Developer sales were markedly lower in October 2022 compared to the previous month. Developers moved 312 private residential units (excluding ECs) in October 2022, 68.4% month-on-month (m-o-m) lower than the 987 units sold in the previous month. This is likely due to a dearth of new major project launches in October 2022 in the immediate aftermath of the cooling measures announced at end-September 2022. These were two new project launches for October 2022 – Enchante (25 out of 25 units launched) in the CCR and Pollen Collection (22 out of 132 units launched) a landed project in the OCR.
In anticipation of a kneejerk reaction to the latest cooling measures from the market, developers refrained from launching new units, while giving the market ample space to digest the new measures. Newly launched units plunged by nearly 90% m-o-m to 102 units in October 2022 from September’s 913 units, which translates to a higher take-up rate of 306% in October compared to 108% in September. In aggregate, the CCR accounted for 54.8% of total month sales, while the RCR and OCR accounted for 26.0% and 19.2%, respectively, which is broadly in line with their share of launch activity in the month. 50 new units were launched in the CCR, compared to just 30 and 22 new units in the RCR and OCR, respectively.
Our analysis of the caveats showed that, in terms of primary non-landed buying demand by unit size, demand rose for “units sized between 1,000 and 1,500 sqft” in October (33% of month’s transaction volumes) compared to September (21%). This was followed by “units sized 1,500 sqft and more” at 11% of October’s transaction volumes, compared to previous month at 7%. In general, buying demand gravitated towards larger units of at least 1,000 sq ft and more, as families placed a premium on bigger living spaces to accommodate live, work and leisure.
Among the top 10 best-selling projects islandwide, seven were located in the CCR, and the remaining three were located in the RCR. In the CCR, sales were contributed by projects such as Perfect Ten (37 units), Pullman Residences Newton (13 units) and Hyll on Holland (12 units), which accounted for 36% of the market segment’s sale in the month.
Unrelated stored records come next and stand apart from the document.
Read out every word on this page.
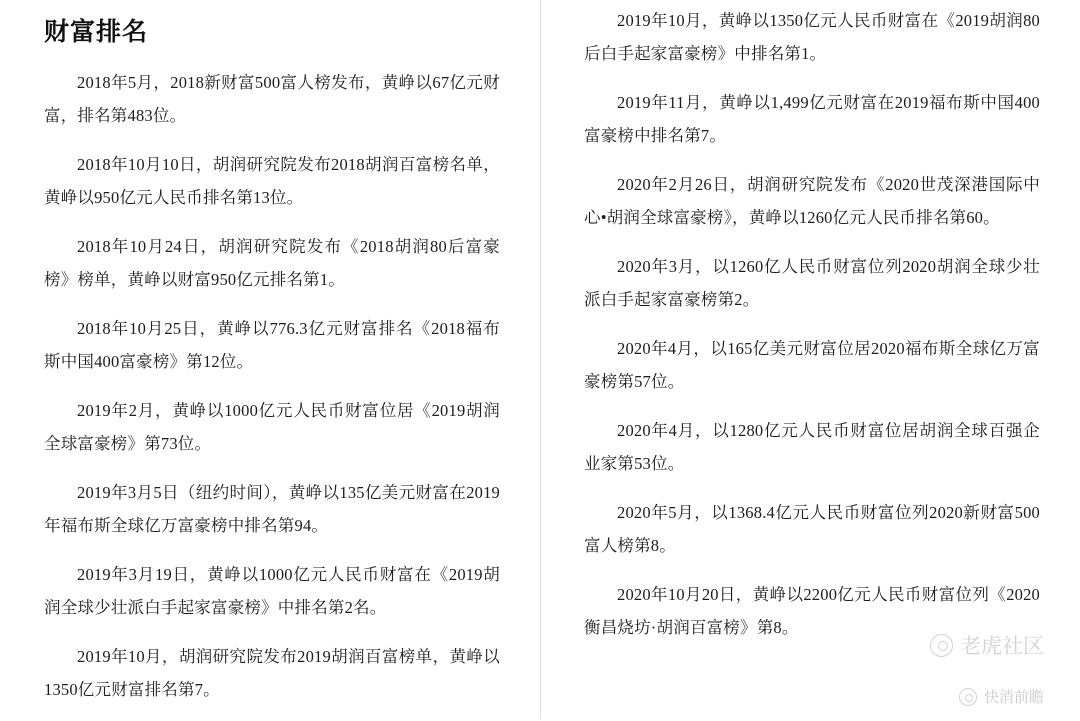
财富排名

2018年5月，2018新财富500富人榜发布，黄峥以67亿元财富，排名第483位。

2018年10月10日，胡润研究院发布2018胡润百富榜名单，黄峥以950亿元人民币排名第13位。

2018年10月24日，胡润研究院发布《2018胡润80后富豪榜》榜单，黄峥以财富950亿元排名第1。

2018年10月25日，黄峥以776.3亿元财富排名《2018福布斯中国400富豪榜》第12位。

2019年2月，黄峥以1000亿元人民币财富位居《2019胡润全球富豪榜》第73位。

2019年3月5日（纽约时间），黄峥以135亿美元财富在2019年福布斯全球亿万富豪榜中排名第94。

2019年3月19日，黄峥以1000亿元人民币财富在《2019胡润全球少壮派白手起家富豪榜》中排名第2名。

2019年10月，胡润研究院发布2019胡润百富榜单，黄峥以1350亿元财富排名第7。

2019年10月，黄峥以1350亿元人民币财富在《2019胡润80后白手起家富豪榜》中排名第1。

2019年11月，黄峥以1,499亿元财富在2019福布斯中国400富豪榜中排名第7。

2020年2月26日，胡润研究院发布《2020世茂深港国际中心•胡润全球富豪榜》，黄峥以1260亿元人民币排名第60。

2020年3月，以1260亿人民币财富位列2020胡润全球少壮派白手起家富豪榜第2。

2020年4月，以165亿美元财富位居2020福布斯全球亿万富豪榜第57位。

2020年4月，以1280亿元人民币财富位居胡润全球百强企业家第53位。

2020年5月，以1368.4亿元人民币财富位列2020新财富500富人榜第8。

2020年10月20日，黄峥以2200亿元人民币财富位列《2020衡昌烧坊·胡润百富榜》第8。

老虎社区
快消前瞻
In the RCR, sales were contributed by projects such as Riviere (16 units), One Pearl Bank (15 units) and The Landmark (12 units), which accounted for 53% of the segment’s sales. Notwithstanding the tighter financing environment, prices continued to head north in six of the 10 top-selling projects in October. The six projects (Perfect Ten, Hyll On Holland, Haus on Handy, Leedon Green, Fyve Derbyshire and The Avenir) were all located in the CCR and saw higher median sales price in October as compared to September.
While developers exercise pricing restraint for suburban projects as rising interest rates crimp affordability, we expect continued price growth in CCR projects on the back of a few factors. First, the continual border reopening is likely to support foreign buying demand especially in the CCR. Second, the tighter financing climate is likely to have a more muted impact on CCR home buyers. Third, CCR home prices have experienced more moderate growth in this cycle compared to the other two market segments, presenting value opportunities for buyers.
On the whole, the property market remains supported by organic demand growth, strong household balance sheets and a still tight labour market. However, the incessant announcements of layoffs, globally or otherwise, could be a harbinger of deteriorating economic conditions and dampen market sentiment. Looking ahead, we expect primary sales for 2022 to be recorded in the territory of around 8,000 to 8,500 units, a marked decline from 2021’s 13,027 units, on the back of tighter financing conditions, ongoing macroeconomic headwinds and rising interest rates.
Post-cooling measures, overall price growth is expected to stay positive but moderate. We expect about 9% price growth for the whole of this year, compared with 10.6% last year. For 2023, primary sales of about 7,000 to 8,000 units are expected while prices could rise by about 1-3%, barring a further deterioration in economic conditions or the introduction of new cooling measures.